Monday, 10 June 2019

Not Every Disability Is Visible

Dear Readers,

I am sick and tired of stories being told about invisible illness abuse! It is a daily reoccurrence and many people with invisible disabilities are suffering every day?!

I know there have been scams and cons over blue badges, but the majority of people who are approved of a blue badge need them. Why do people think it is okay to judge someone getting out of a car looking well?

People don't want to look ill, some people are only children. They don't want their illness on show!! Teenagers and young adults, or adults, they don't want their illness on show either!! I can't fathom how people have the integrity to say something and not just get on with their own business.

I know society are trying to become more "invisible disability" aware by putting signs on toilets like this one... 

People are using car stickers like my one...

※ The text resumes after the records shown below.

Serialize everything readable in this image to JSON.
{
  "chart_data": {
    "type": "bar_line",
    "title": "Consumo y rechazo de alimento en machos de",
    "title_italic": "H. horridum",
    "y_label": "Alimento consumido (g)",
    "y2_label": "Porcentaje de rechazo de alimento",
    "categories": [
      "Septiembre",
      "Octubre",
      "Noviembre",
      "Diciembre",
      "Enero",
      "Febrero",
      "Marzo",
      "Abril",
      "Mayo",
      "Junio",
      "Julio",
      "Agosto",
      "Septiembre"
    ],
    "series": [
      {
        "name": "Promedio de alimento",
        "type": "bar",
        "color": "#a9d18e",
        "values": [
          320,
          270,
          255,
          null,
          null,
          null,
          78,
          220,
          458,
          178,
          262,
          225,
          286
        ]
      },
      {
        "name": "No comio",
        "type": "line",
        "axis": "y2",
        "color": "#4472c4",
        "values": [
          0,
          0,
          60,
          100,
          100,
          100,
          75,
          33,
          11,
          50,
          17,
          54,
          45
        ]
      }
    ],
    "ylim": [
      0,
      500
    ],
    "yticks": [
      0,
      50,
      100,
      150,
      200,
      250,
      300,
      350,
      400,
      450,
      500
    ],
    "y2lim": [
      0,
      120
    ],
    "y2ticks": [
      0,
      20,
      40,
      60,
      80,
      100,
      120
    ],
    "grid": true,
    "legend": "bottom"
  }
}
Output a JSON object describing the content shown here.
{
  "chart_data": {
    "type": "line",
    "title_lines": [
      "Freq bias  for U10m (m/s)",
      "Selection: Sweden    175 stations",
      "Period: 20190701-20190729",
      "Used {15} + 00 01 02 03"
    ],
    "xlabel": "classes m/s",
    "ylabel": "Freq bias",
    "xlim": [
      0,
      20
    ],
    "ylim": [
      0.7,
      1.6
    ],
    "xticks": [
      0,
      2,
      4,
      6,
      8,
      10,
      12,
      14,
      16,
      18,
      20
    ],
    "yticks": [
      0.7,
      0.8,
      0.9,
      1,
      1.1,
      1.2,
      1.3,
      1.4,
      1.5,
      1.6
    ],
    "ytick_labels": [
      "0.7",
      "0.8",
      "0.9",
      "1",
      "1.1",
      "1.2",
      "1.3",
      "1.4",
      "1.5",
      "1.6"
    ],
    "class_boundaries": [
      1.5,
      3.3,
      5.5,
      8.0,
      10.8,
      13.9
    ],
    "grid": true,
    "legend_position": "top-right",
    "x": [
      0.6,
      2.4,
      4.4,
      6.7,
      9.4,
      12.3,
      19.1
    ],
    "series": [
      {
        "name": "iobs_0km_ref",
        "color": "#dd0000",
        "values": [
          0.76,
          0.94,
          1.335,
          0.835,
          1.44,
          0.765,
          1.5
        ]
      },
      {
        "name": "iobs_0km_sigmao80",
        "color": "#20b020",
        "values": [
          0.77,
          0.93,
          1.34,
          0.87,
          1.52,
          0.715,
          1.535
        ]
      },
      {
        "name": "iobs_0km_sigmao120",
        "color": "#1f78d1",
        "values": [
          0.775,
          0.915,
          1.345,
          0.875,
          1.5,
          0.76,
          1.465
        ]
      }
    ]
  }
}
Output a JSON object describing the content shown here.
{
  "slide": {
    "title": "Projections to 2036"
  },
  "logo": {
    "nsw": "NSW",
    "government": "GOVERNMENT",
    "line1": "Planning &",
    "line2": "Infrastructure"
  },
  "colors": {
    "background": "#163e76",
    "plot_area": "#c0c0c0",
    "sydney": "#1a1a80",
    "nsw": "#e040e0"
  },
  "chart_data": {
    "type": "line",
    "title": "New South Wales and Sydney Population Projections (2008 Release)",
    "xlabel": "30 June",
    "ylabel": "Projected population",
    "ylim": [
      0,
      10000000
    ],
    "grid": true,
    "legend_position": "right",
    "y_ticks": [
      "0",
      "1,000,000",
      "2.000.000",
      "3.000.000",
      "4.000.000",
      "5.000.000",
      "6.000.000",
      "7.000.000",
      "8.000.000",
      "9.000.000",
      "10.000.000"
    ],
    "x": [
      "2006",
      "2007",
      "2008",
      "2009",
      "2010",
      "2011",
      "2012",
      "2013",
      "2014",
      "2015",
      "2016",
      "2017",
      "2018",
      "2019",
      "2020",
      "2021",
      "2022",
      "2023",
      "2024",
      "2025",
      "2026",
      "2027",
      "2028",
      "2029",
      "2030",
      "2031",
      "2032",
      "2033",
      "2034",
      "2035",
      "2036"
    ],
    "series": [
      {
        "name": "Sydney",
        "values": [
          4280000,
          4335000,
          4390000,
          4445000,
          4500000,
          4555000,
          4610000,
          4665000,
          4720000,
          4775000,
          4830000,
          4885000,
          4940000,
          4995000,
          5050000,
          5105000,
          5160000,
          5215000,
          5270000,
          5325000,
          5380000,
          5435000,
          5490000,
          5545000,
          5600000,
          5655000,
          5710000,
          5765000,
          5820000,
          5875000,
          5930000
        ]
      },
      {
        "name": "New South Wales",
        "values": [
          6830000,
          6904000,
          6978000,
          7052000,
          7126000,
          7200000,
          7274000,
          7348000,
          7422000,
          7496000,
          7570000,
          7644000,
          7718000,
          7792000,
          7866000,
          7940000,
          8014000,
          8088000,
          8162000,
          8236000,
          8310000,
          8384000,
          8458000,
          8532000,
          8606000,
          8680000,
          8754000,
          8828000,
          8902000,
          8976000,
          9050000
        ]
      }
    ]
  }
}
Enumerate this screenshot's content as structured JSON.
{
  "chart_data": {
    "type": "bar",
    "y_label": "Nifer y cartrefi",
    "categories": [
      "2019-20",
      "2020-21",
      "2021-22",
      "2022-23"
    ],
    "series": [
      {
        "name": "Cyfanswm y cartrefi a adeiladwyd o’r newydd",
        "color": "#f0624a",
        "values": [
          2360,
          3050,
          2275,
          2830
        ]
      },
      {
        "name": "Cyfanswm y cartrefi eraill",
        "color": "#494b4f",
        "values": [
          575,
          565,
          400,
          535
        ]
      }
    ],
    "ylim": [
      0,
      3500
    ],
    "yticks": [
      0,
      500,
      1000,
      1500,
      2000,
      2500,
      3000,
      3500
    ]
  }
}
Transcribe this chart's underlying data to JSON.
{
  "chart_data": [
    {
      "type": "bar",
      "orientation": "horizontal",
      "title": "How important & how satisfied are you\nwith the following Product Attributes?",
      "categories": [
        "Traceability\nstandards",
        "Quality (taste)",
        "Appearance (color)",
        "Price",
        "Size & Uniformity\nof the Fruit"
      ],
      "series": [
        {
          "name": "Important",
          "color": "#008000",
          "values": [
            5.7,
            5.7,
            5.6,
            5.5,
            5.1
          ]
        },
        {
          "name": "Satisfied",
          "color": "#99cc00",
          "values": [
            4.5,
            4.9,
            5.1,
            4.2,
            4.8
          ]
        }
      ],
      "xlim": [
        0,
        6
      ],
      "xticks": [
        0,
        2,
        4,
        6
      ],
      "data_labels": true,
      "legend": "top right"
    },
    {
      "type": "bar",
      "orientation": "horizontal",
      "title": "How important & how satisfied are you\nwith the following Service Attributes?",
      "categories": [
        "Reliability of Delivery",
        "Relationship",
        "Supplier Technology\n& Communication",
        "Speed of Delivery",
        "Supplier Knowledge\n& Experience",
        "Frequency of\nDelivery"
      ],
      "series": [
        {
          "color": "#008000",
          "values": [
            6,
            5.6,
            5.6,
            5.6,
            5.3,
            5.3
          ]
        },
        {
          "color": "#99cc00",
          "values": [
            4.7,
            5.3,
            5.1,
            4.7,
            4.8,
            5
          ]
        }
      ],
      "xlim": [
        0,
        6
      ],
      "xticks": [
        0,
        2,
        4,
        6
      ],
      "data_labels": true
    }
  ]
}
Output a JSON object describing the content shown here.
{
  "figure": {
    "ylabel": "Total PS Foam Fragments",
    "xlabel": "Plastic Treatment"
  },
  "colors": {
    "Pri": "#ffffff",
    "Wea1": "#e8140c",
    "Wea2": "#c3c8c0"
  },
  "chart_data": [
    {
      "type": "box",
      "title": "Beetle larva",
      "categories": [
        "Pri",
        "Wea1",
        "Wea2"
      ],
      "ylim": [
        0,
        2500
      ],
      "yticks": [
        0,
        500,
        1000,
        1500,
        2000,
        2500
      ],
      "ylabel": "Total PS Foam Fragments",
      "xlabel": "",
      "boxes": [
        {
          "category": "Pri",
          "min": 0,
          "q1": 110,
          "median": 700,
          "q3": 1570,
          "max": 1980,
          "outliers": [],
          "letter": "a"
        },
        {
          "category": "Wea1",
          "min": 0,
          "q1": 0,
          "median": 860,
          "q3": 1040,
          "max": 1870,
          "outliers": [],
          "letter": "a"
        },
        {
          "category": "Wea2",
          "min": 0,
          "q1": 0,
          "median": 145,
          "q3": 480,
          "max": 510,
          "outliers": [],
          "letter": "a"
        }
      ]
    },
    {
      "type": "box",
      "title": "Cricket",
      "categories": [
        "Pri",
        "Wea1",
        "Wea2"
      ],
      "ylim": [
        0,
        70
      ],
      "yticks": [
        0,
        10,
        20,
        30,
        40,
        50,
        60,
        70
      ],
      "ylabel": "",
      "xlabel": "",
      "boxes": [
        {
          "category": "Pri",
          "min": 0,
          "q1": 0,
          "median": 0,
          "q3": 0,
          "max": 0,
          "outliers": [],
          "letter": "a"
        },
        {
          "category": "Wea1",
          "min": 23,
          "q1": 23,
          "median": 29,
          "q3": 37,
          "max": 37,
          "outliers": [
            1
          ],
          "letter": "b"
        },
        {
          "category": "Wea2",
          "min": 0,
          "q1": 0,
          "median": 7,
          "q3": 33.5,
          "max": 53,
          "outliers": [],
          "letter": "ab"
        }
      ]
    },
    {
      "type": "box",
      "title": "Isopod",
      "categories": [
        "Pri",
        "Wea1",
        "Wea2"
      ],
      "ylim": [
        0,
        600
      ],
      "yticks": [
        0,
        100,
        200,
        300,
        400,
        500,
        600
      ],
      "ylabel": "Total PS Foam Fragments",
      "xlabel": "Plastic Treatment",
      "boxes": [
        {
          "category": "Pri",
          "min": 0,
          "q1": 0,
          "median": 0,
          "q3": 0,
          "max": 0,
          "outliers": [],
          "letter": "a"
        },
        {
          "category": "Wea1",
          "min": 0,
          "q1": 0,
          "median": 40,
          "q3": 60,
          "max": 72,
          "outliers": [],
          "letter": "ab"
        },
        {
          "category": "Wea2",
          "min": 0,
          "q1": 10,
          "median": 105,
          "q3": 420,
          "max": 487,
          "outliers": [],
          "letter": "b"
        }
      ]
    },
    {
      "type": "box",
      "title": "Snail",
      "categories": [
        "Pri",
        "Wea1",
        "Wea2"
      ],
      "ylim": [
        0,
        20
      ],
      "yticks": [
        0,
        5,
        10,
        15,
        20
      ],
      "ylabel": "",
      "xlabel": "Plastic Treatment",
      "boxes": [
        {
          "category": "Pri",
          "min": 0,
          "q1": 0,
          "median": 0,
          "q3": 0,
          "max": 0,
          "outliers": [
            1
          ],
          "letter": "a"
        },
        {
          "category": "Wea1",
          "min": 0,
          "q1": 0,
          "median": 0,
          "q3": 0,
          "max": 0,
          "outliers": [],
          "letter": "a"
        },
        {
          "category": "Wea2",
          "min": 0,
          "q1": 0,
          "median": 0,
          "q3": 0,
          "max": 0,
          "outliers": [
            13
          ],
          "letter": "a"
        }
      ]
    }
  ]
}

I was given a blue badge at the age of 17... I would trade my damaged lungs and heart for healthy ones any day and not have my blue badge. But I CAN'T! I am living life to the best of my ability and if it means I need help and support to make sure I live it the best I can, they I will take it without hesitation. 

It doesn't matter what profession a person is in, even if it is within a hospital, a person with an invisible disability will still get judged. It was only the other day I attended my PH appointment at my local hospital and parked in a disabled bay, with a blue badge. I got out my car, and a nurse shouted at me from across the road and said, “they’re for disabled people you know.” I ignored her and as I walked past her she shook her head and tutted. I wasn’t going to stop and explain, I was off to my Cardiac clinic. When I was called into my consultation, who was the nurse with him? The nurse that shouted at me about my parking. I smiled at her and she looked VERY sheepish. After chatting with my consultant, I deliberately asked about whether a double lung transplant was my only cure. Of course, I already knew the answer. I replied, "yes I thought so, I’m glad I have my blue badge and oxygen". I looked straight at the nurse and she said, "I’m so sorry," My consultant looked at me confused and the nurse admitted what she had done. My consultant wasn’t happy at all and I said "it’s okay she’s apologised and I’m sure she will remember that not all disabilities are visible!!"

Now to have this altercation to begin with was horrible, to have it done by a nurse, was even worse! I think the way I dealt with my situation of keeping quiet when walking past her and bringing it up in my consultation was the best way to solve the problem. I think that nurse has learnt her lesson to not to think before judges others again.

It’s been a couple of months now since I’ve had my new prescription of portable O2. I feel lucky that I don’t need it 24/7 and only use it when I’m out having a busy day, or on a long car journey or anytime I feel I’m using a lot of my energy and the O2 can give me that extra boost. Luckily they can provide a canister that isn’t too big, and I’m able to have it on my back like a backpack. As you can see from the other photo, it’s of similar size to a champagne bottle! This kind of canister is consistent flow when on, not pulse flow. 

As I've said, parking in a disabled bay can be difficult due to judgemental people, but since having my portable oxygen, I find it quite useful to keep in my car for when I do get people coming over to me asking why I’ve parked in a disabled bay, I just ask them if they would like to hold my oxygen for me. It usually does the trick! 

Anyway, I’m glad I’ve got it now and even though I don’t use it too much, it’s nice to know I have it on me now. It makes days a little easier and I’m not so worn out the following day.

I really hope that even if it is just one person I have encouraged to think again about invisible illness, I will be happy. Remember not every disability is visible!